Variation: Iced Maple Syrup Coffee
Allow the brewed coffee to cool down a bit. Then fill a tall glass with ice, pour the coffee into the glass along with the maple syrup, and add the milk cold (no need to froth it for this version). Stir and enjoy!
For iced coffee, I generally suggest using a stronger brew since the ice cubes will dilute the coffee as they melt.
If you make a lot of iced coffee, I highly recommend making coffee ice cubes to have at the ready in the freezer (just pour cooled coffee into ice cube trays and freeze). You’ll have ice-cold coffee that doesn’t get watered down, and you can use regular-strength coffee.
This coffee is great in the morning or afternoon, and it’s also nice to sip on in the evening for a little sweet treat after dinner (use decaf so it doesn’t keep you up all night)!
I hope you make this Maple Syrup Coffee recipe and love it as much as I do. Thanks for visiting today!
Other Recipes With Maple Syrup To Try
- Maple Balsamic Vinaigrette
- Baked Ham and Cheese Sliders With Maple, Mustard and Horseradish
- Maple-Mustard Glazed Spiral Ham
- Spinach Salad With Warm Maple-Bacon Dressing
- Maple Glazed Carrots With Ginger and Pecans
- Homemade Maple Eggnog
- Maple-Vanilla Chai Tea Latte
If you make this recipe, I’d love to know how it went! Please leave a star rating and comment below. Thanks!
Maple Syrup Coffee
- 1 cup (8 fluid ounces) brewed coffee, regular or strong-brewed; however you like your coffee
- 1 to 2 tablespoons pure maple syrup, or to taste
- ¼ cup whole milk
- Put the maple syrup in a 12-ounce (or larger) coffee cup or mug.

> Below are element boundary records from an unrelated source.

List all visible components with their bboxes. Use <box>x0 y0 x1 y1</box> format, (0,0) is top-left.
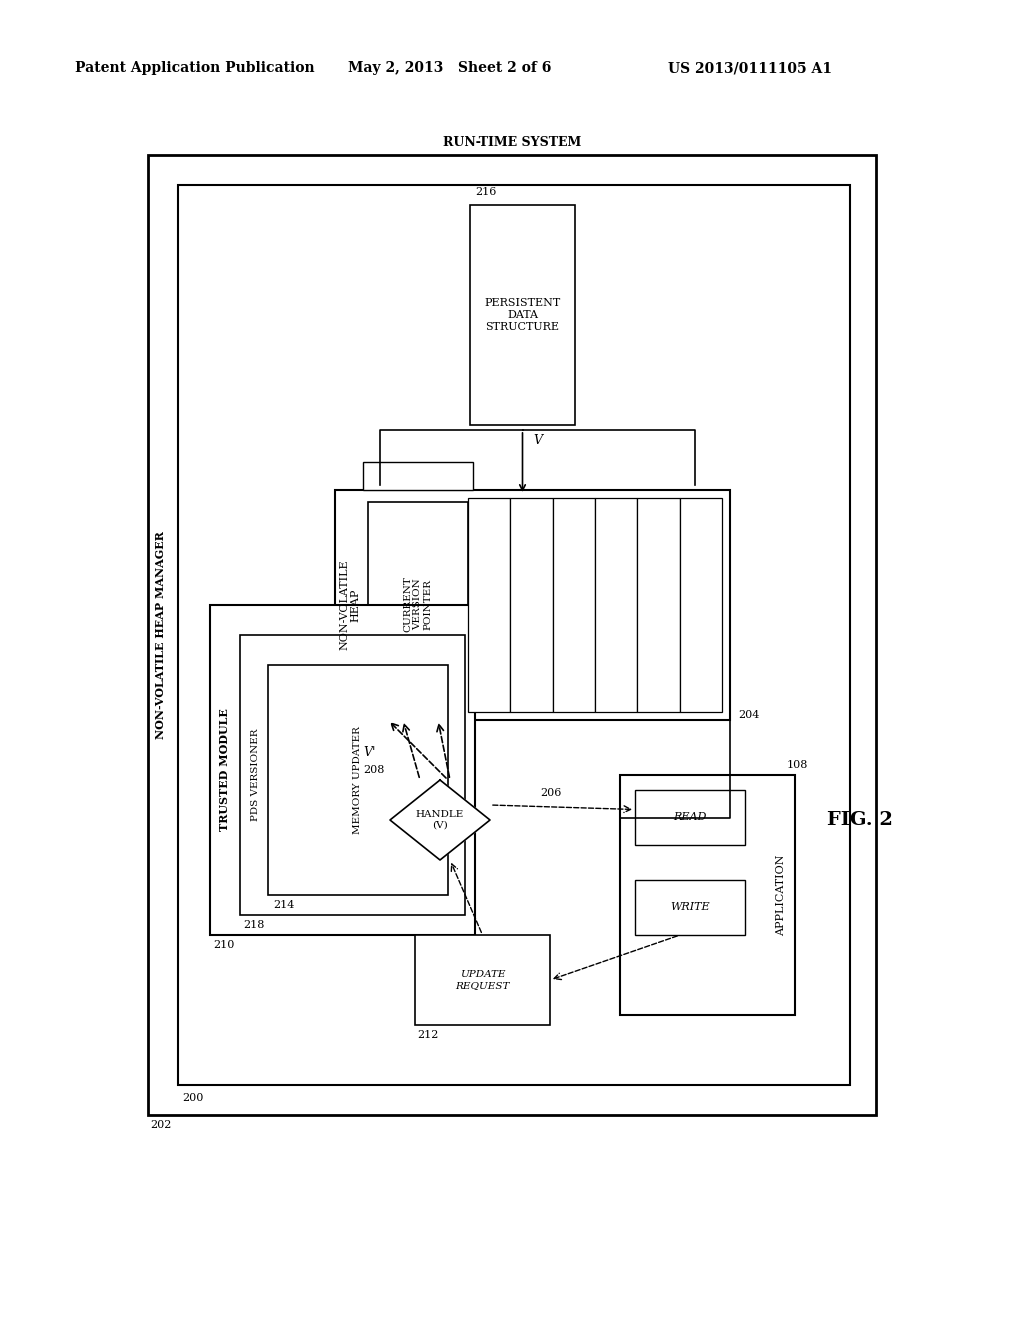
Text: US 2013/0111105 A1: US 2013/0111105 A1 <box>668 61 831 75</box>
Text: 212: 212 <box>417 1030 438 1040</box>
Text: CURRENT
VERSION
POINTER: CURRENT VERSION POINTER <box>403 577 433 632</box>
Text: 202: 202 <box>150 1119 171 1130</box>
Bar <box>240 635 465 915</box>
Text: Patent Application Publication: Patent Application Publication <box>75 61 314 75</box>
Bar <box>680 498 722 711</box>
Text: PDS VERSIONER: PDS VERSIONER <box>252 729 260 821</box>
Bar <box>268 665 449 895</box>
Bar <box>637 498 680 711</box>
Bar <box>415 935 550 1026</box>
Bar <box>148 154 876 1115</box>
Text: NON-VOLATILE
HEAP: NON-VOLATILE HEAP <box>339 560 360 651</box>
Bar <box>335 490 730 719</box>
Text: 214: 214 <box>273 900 294 909</box>
Text: May 2, 2013   Sheet 2 of 6: May 2, 2013 Sheet 2 of 6 <box>348 61 552 75</box>
Text: APPLICATION: APPLICATION <box>776 854 786 936</box>
Text: HANDLE
(V): HANDLE (V) <box>416 810 464 830</box>
Text: FIG. 2: FIG. 2 <box>827 810 893 829</box>
Bar <box>635 880 745 935</box>
Text: MEMORY UPDATER: MEMORY UPDATER <box>353 726 362 834</box>
Bar <box>468 498 510 711</box>
Bar <box>470 205 575 425</box>
Text: 210: 210 <box>213 940 234 950</box>
Bar <box>178 185 850 1085</box>
Bar <box>368 502 468 708</box>
Text: 218: 218 <box>243 920 264 931</box>
Text: READ: READ <box>674 813 707 822</box>
Bar <box>510 498 553 711</box>
Text: 108: 108 <box>787 760 808 770</box>
Bar <box>595 498 637 711</box>
Text: RUN-TIME SYSTEM: RUN-TIME SYSTEM <box>442 136 582 149</box>
Text: 204: 204 <box>738 710 760 719</box>
Bar <box>553 498 595 711</box>
Polygon shape <box>390 780 490 861</box>
Bar <box>362 462 473 490</box>
Text: 206: 206 <box>540 788 561 799</box>
Text: WRITE: WRITE <box>670 903 710 912</box>
Bar <box>620 775 795 1015</box>
Text: TRUSTED MODULE: TRUSTED MODULE <box>218 709 229 832</box>
Text: PERSISTENT
DATA
STRUCTURE: PERSISTENT DATA STRUCTURE <box>484 298 560 331</box>
Text: NON-VOLATILE HEAP MANAGER: NON-VOLATILE HEAP MANAGER <box>155 531 166 739</box>
Bar <box>210 605 475 935</box>
Text: UPDATE
REQUEST: UPDATE REQUEST <box>456 970 510 990</box>
Text: V: V <box>534 433 542 446</box>
Bar <box>635 789 745 845</box>
Text: 200: 200 <box>182 1093 204 1104</box>
Text: 216: 216 <box>475 187 497 197</box>
Text: 208: 208 <box>364 766 385 775</box>
Text: V': V' <box>364 747 376 759</box>
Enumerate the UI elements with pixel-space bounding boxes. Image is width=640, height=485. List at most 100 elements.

- Add the brewed coffee and stir to combine.
- Heat the milk in a small saucepan (I use a 1-quart pot) over medium-low heat just until it is hot. Don't let it simmer or boil.
- Remove the pot from the heat and whisk the milk vigorously using a left-to-right motion until it is frothy and foamy, about 30 to 45 seconds.
- Pour the milk into the coffee, then spoon the foam that's left in the pot on top of the coffee.
- Prep time includes an estimated time of 12 minutes for brewing the coffee. This time will vary depending on the type of coffee maker you use (for instance, a single-serve coffee maker might take only 1 to 2 minutes, whereas a drip-style pot might take up to 12 minutes).
- Feel free to adjust the amount of maple syrup and milk to suit your own personal tastes.
- Use darker maple syrup for a stronger maple flavor.
- I recommend using whole milk not only for the creamier taste but because milk with more fat will froth better than milk with less fat.
- To make it iced: Allow the brewed coffee to cool down a bit. Then fill a tall glass with ice, pour the coffee into the glass along with the maple syrup, and add the milk cold (no need to froth it for this version). Stir and enjoy!
- For iced coffee, I generally suggest using a stronger brew since the ice cubes will dilute the coffee as they melt.
- If you make a lot of iced coffee, I highly recommend making coffee ice cubes to have at the ready in the freezer. You’ll have ice-cold coffee that doesn’t get watered down, and you can use regular-strength coffee.
- Estimated calories shown is for using 1 tablespoon of maple syrup. Add 52 calories for each additional tablespoon of maple syrup.